Creative Commons / Flickr / symphoney
Creative Commons / Flickr / symphoney
Updated: Thursday, 15 Sep 2011, 10:46 AM EDT
Published : Thursday, 04 Mar 2010, 4:26 PM EST
BOSTON - House Speaker Robert DeLeo reignited the debate over expanded gambling in Massachusetts on Thursday, proposing to build two casinos and add slot machines at the state's four race tracks to generate badly needed revenue and create jobs for blue-collar workers.
Gov. Deval Patrick immediately challenged the slots element, saying, "The concern is this: that we'll get the slots and we won't get the casinos - and we need the jobs. The jobs come with the casinos."

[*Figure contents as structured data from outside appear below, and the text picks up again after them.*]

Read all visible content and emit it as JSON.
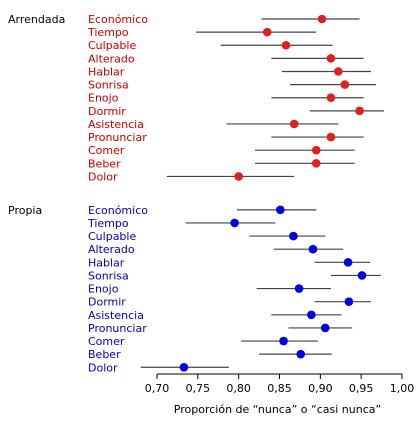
{
  "chart_data": {
    "type": "scatter",
    "subtype": "dot-with-error-bars",
    "title": "",
    "xlabel": "Proporción de “nunca” o “casi nunca”",
    "ylabel": "",
    "xlim": [
      0.7,
      1.0
    ],
    "xticks": [
      0.7,
      0.75,
      0.8,
      0.85,
      0.9,
      0.95,
      1.0
    ],
    "xtick_labels": [
      "0,70",
      "0,75",
      "0,80",
      "0,85",
      "0,90",
      "0,95",
      "1,00"
    ],
    "grid": false,
    "legend": "none",
    "groups": [
      {
        "name": "Arrendada",
        "color": "#cc0000",
        "point_color": "#e02020",
        "items": [
          {
            "label": "Económico",
            "value": 0.902,
            "lo": 0.828,
            "hi": 0.948
          },
          {
            "label": "Tiempo",
            "value": 0.835,
            "lo": 0.748,
            "hi": 0.895
          },
          {
            "label": "Culpable",
            "value": 0.858,
            "lo": 0.778,
            "hi": 0.915
          },
          {
            "label": "Alterado",
            "value": 0.913,
            "lo": 0.84,
            "hi": 0.953
          },
          {
            "label": "Hablar",
            "value": 0.922,
            "lo": 0.853,
            "hi": 0.962
          },
          {
            "label": "Sonrisa",
            "value": 0.93,
            "lo": 0.863,
            "hi": 0.968
          },
          {
            "label": "Enojo",
            "value": 0.913,
            "lo": 0.84,
            "hi": 0.953
          },
          {
            "label": "Dormir",
            "value": 0.948,
            "lo": 0.887,
            "hi": 0.978
          },
          {
            "label": "Asistencia",
            "value": 0.868,
            "lo": 0.785,
            "hi": 0.922
          },
          {
            "label": "Pronunciar",
            "value": 0.913,
            "lo": 0.84,
            "hi": 0.953
          },
          {
            "label": "Comer",
            "value": 0.895,
            "lo": 0.82,
            "hi": 0.942
          },
          {
            "label": "Beber",
            "value": 0.895,
            "lo": 0.82,
            "hi": 0.942
          },
          {
            "label": "Dolor",
            "value": 0.8,
            "lo": 0.712,
            "hi": 0.868
          }
        ]
      },
      {
        "name": "Propia",
        "color": "#0000bb",
        "point_color": "#0000dd",
        "items": [
          {
            "label": "Económico",
            "value": 0.851,
            "lo": 0.798,
            "hi": 0.895
          },
          {
            "label": "Tiempo",
            "value": 0.795,
            "lo": 0.735,
            "hi": 0.845
          },
          {
            "label": "Culpable",
            "value": 0.867,
            "lo": 0.813,
            "hi": 0.906
          },
          {
            "label": "Alterado",
            "value": 0.891,
            "lo": 0.843,
            "hi": 0.928
          },
          {
            "label": "Hablar",
            "value": 0.934,
            "lo": 0.893,
            "hi": 0.961
          },
          {
            "label": "Sonrisa",
            "value": 0.951,
            "lo": 0.913,
            "hi": 0.974
          },
          {
            "label": "Enojo",
            "value": 0.874,
            "lo": 0.822,
            "hi": 0.913
          },
          {
            "label": "Dormir",
            "value": 0.935,
            "lo": 0.893,
            "hi": 0.962
          },
          {
            "label": "Asistencia",
            "value": 0.889,
            "lo": 0.84,
            "hi": 0.926
          },
          {
            "label": "Pronunciar",
            "value": 0.906,
            "lo": 0.861,
            "hi": 0.939
          },
          {
            "label": "Comer",
            "value": 0.855,
            "lo": 0.803,
            "hi": 0.897
          },
          {
            "label": "Beber",
            "value": 0.876,
            "lo": 0.825,
            "hi": 0.914
          },
          {
            "label": "Dolor",
            "value": 0.733,
            "lo": 0.68,
            "hi": 0.788
          }
        ]
      }
    ]
  }
}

Asked if slots were a dealbreaker, the governor added: "As it stands now, yes."
In a speech to the Greater Boston Chamber of Commerce, DeLeo said expanded gambling would complement recent tax investments in expanding the life sciences and clean energy sectors.
While those have boosted white-collar employment, he said, blue-collar workers in the construction and service industries continue to suffer.
DeLeo said he will file a bill later this month.
Patrick later told reporters he is concerned about a bait-and-switch: the state approves the immediate installation of slot machines, but gambling entities later back off building promised casinos. He also said he was concerned - as DeLeo said he was - about adding so many slots it makes it unprofitable for gaming entities to invest in casinos.
The speaker aimed to soften expected opposition, saying the bill will propose using a portion of anticipated licensing fees to support existing manufacturers and lure new ones to Massachusetts. He said a fund would assist them with capital improvements, though he did not give specifics.
In addition, DeLeo acknowledged concerns about the social costs - in terms of increased crime, divorce and alcohol and gambling abuse - that may come from expanded gambling.
"There is no doubt there is a social cost to gaming. But, too often we forget, there is also a social cost to joblessness. We need to get people working. We will devote a portion of any gaming revenue to addiction-treatment programs," he said.
Massachusetts already allows gambling through its lottery games and live racing. But lottery revenues - whose proceeds are a vital source of cash for cities and towns - have fallen amid the recession. The state's two horse racing and two former greyhound tracks, both of which now offer only simulcast racing following a ban on dog racing, also have suffered.
In 2007, Patrick proposed building up to three resort-style casinos across the state to create jobs, add tax revenue and capture some of the money Massachusetts gamblers were spending at slot parlors and casinos in neighboring Rhode Island and Connecticut. Then-House Speaker Salvatore DiMasi opposed the plan, and it failed in the House by a vote of 106-48 in March 2008.
DiMasi resigned last year amid an ethics probe, and DeLeo has signaled his support for revisiting the issue.
The issue is personal to DeLeo, though. There are two in the Winthop Democrat's district: Suffolk Downs in Boston, which continues to offer live horse racing, and Wonderland in Revere, which offers only simulcast races after a dog-racing ban forced it to stop live greyhound races as of Jan. 1.
He told the chamber that putting a limited number of slots at venues that already have wagering will provide "a more immediate form of revenue."
And he said building two casinos - not as many as three as proposed by Patrick - would avoid diluting their impact and "dooming them from the start." He later told reporters he would not play a role in their siting, even though Suffolk Downs is in his district and Boston Mayor Thomas M. Menino favors a license for it.
While DeLeo pledged to file the bill this month, the immediate affect of any legislation is in doubt. The state would have to establish and staff a new gambling commission, and overhaul its criminal and financial-reporting statutes, before additional gambling sites are created.
The current Massachusetts fiscal year ends June 30, and the next begins July 1. Administration and legislative financial experts have been wary of factoring any gambling revenues into their budget proposals before the end of the next fiscal year on June 30, 2011.